For any offence committed by a company, the person in charge, responsible for the conduct of the business of the company, shall be punishable according to the provisions of the Act.

Acts whereby any person:-

  1. Intentionally insults or intimidates with intent to humiliate a person with disability in any place within public view;
  2. Assaults or uses force to any person with disability with the intent to dishonour him or outrage the modesty of any woman;
  3. Having actual charge or control over a person with disability voluntarily or knowingly denies food or fluids to him;
  4. Being in a position to dominate the will of a child or a woman with disability and uses that position to exploit her sexually;
  5. Voluntarily injures, damages or interferes with the use of any limb or sense or any supporting device of a person with disability;

is punishable with imprisonment not less than six months which may extend up to five years and fine.

Areas of Concern

There are certain areas within this legislation that has created dissatisfaction among members of the community namely ‘persons with disability’. Some of those concerned areas are as follow:-

  1. It has been largely believed that this Act is insufficient as far as “reservations” for persons with disability is concerned;
  2. Some people have raised questions about the ‘loose language’ that has been used in provisions relating to discrimination and guardianship;
  3. Also, in spite of the number of disabilities covered under this Act has been increased to 21 against the previous Act of 1995, yet many disabilities are yet to be covered under the ambit of this Act.

Conclusion

For persons with disability, such a piece of legislation happens to be a boon and no less.
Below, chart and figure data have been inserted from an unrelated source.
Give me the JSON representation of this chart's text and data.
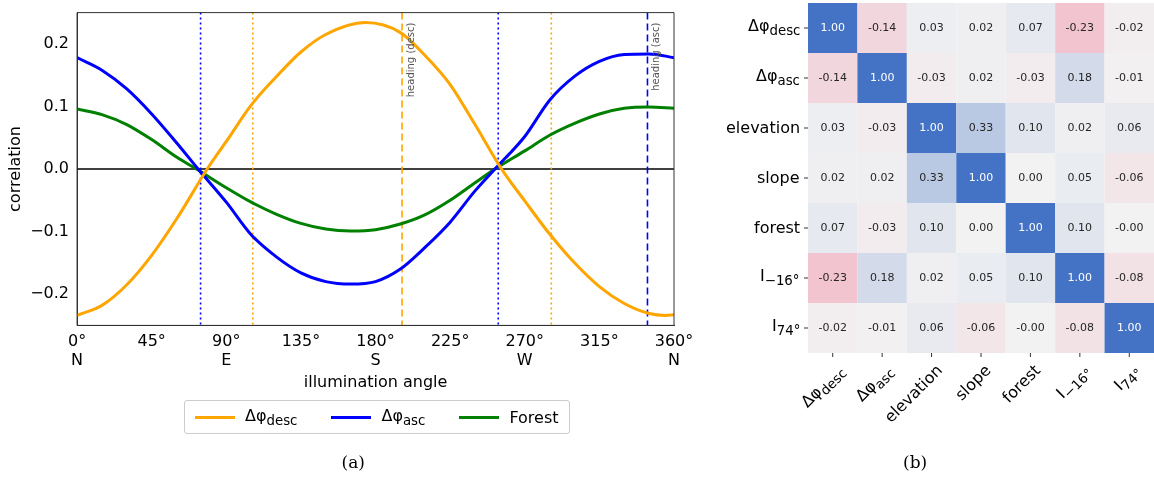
{
  "chart_data": [
    {
      "type": "line",
      "xlabel": "illumination angle",
      "ylabel": "correlation",
      "xlim": [
        0,
        360
      ],
      "ylim": [
        -0.25,
        0.25
      ],
      "xticks": [
        {
          "value": 0,
          "label": "0°\nN"
        },
        {
          "value": 45,
          "label": "45°"
        },
        {
          "value": 90,
          "label": "90°\nE"
        },
        {
          "value": 135,
          "label": "135°"
        },
        {
          "value": 180,
          "label": "180°\nS"
        },
        {
          "value": 225,
          "label": "225°"
        },
        {
          "value": 270,
          "label": "270°\nW"
        },
        {
          "value": 315,
          "label": "315°"
        },
        {
          "value": 360,
          "label": "360°\nN"
        }
      ],
      "yticks": [
        {
          "value": -0.2,
          "label": "−0.2"
        },
        {
          "value": -0.1,
          "label": "−0.1"
        },
        {
          "value": 0,
          "label": "0.0"
        },
        {
          "value": 0.1,
          "label": "0.1"
        },
        {
          "value": 0.2,
          "label": "0.2"
        }
      ],
      "marker": "none",
      "legend": "bottom",
      "series": [
        {
          "name": "Δφ$_{desc}$",
          "color": "#ffa500",
          "x": [
            0,
            15,
            30,
            45,
            60,
            78.5,
            90,
            105,
            120,
            135,
            150,
            174,
            195,
            210,
            225,
            240,
            256,
            270,
            285,
            300,
            315,
            330,
            345,
            355,
            360
          ],
          "values": [
            -0.234,
            -0.218,
            -0.185,
            -0.138,
            -0.08,
            0,
            0.044,
            0.102,
            0.147,
            0.187,
            0.215,
            0.234,
            0.218,
            0.181,
            0.135,
            0.071,
            0,
            -0.051,
            -0.104,
            -0.15,
            -0.188,
            -0.215,
            -0.231,
            -0.234,
            -0.233
          ]
        },
        {
          "name": "Δφ$_{asc}$",
          "color": "#0000ff",
          "x": [
            0,
            15,
            30,
            45,
            60,
            73,
            90,
            105,
            120,
            135,
            150,
            165,
            180,
            195,
            210,
            225,
            240,
            252,
            270,
            285,
            300,
            315,
            330,
            345,
            360
          ],
          "values": [
            0.178,
            0.158,
            0.128,
            0.088,
            0.042,
            0,
            -0.053,
            -0.105,
            -0.14,
            -0.166,
            -0.18,
            -0.184,
            -0.18,
            -0.16,
            -0.125,
            -0.085,
            -0.035,
            0,
            0.052,
            0.11,
            0.148,
            0.172,
            0.183,
            0.184,
            0.178
          ]
        },
        {
          "name": "Forest",
          "color": "#008000",
          "x": [
            0,
            15,
            30,
            45,
            60,
            72,
            90,
            105,
            120,
            135,
            150,
            165,
            180,
            195,
            210,
            225,
            240,
            252,
            270,
            285,
            300,
            315,
            330,
            345,
            360
          ],
          "values": [
            0.096,
            0.087,
            0.071,
            0.047,
            0.019,
            0,
            -0.03,
            -0.053,
            -0.072,
            -0.087,
            -0.096,
            -0.099,
            -0.097,
            -0.088,
            -0.073,
            -0.05,
            -0.022,
            0,
            0.029,
            0.054,
            0.073,
            0.088,
            0.097,
            0.099,
            0.097
          ]
        }
      ],
      "ref_lines": [
        {
          "axis": "y",
          "value": 0,
          "color": "#000000",
          "line_style": "solid"
        },
        {
          "axis": "x",
          "value": 74.5,
          "color": "#0000ff",
          "line_style": "dotted"
        },
        {
          "axis": "x",
          "value": 254,
          "color": "#0000ff",
          "line_style": "dotted"
        },
        {
          "axis": "x",
          "value": 106,
          "color": "#ffa500",
          "line_style": "dotted"
        },
        {
          "axis": "x",
          "value": 286,
          "color": "#ffa500",
          "line_style": "dotted"
        },
        {
          "axis": "x",
          "value": 196,
          "color": "#ffa500",
          "line_style": "dashed",
          "label": "heading (desc)"
        },
        {
          "axis": "x",
          "value": 344,
          "color": "#0000ff",
          "line_style": "dashed",
          "label": "heading (asc)"
        }
      ],
      "annotations": [
        "(a)"
      ]
    },
    {
      "type": "heatmap",
      "categories": [
        "Δφ$_{desc}$",
        "Δφ$_{asc}$",
        "elevation",
        "slope",
        "forest",
        "I$_{−16°}$",
        "I$_{74°}$"
      ],
      "y_categories": [
        "Δφ$_{desc}$",
        "Δφ$_{asc}$",
        "elevation",
        "slope",
        "forest",
        "I$_{−16°}$",
        "I$_{74°}$"
      ],
      "cells": [
        [
          1.0,
          -0.14,
          0.03,
          0.02,
          0.07,
          -0.23,
          -0.02
        ],
        [
          -0.14,
          1.0,
          -0.03,
          0.02,
          -0.03,
          0.18,
          -0.01
        ],
        [
          0.03,
          -0.03,
          1.0,
          0.33,
          0.1,
          0.02,
          0.06
        ],
        [
          0.02,
          0.02,
          0.33,
          1.0,
          0.0,
          0.05,
          -0.06
        ],
        [
          0.07,
          -0.03,
          0.1,
          0.0,
          1.0,
          0.1,
          -0.0
        ],
        [
          -0.23,
          0.18,
          0.02,
          0.05,
          0.1,
          1.0,
          -0.08
        ],
        [
          -0.02,
          -0.01,
          0.06,
          -0.06,
          -0.0,
          -0.08,
          1.0
        ]
      ],
      "cell_labels": [
        [
          "1.00",
          "-0.14",
          "0.03",
          "0.02",
          "0.07",
          "-0.23",
          "-0.02"
        ],
        [
          "-0.14",
          "1.00",
          "-0.03",
          "0.02",
          "-0.03",
          "0.18",
          "-0.01"
        ],
        [
          "0.03",
          "-0.03",
          "1.00",
          "0.33",
          "0.10",
          "0.02",
          "0.06"
        ],
        [
          "0.02",
          "0.02",
          "0.33",
          "1.00",
          "0.00",
          "0.05",
          "-0.06"
        ],
        [
          "0.07",
          "-0.03",
          "0.10",
          "0.00",
          "1.00",
          "0.10",
          "-0.00"
        ],
        [
          "-0.23",
          "0.18",
          "0.02",
          "0.05",
          "0.10",
          "1.00",
          "-0.08"
        ],
        [
          "-0.02",
          "-0.01",
          "0.06",
          "-0.06",
          "-0.00",
          "-0.08",
          "1.00"
        ]
      ],
      "annotations": [
        "(b)"
      ]
    }
  ]
}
This Act deals with issues relating to the rights of persons with disabilities comprehensively. It also mandates the Government to perform its duties in the most diligent manner and make schemes and programmes towards the welfare of the community. Only time can tell, as to how far such a legislation shall penetrate the idea of belonging and acceptability, in the minds of Indian masses, about persons with disability. But this Act certainly is a step in that direction.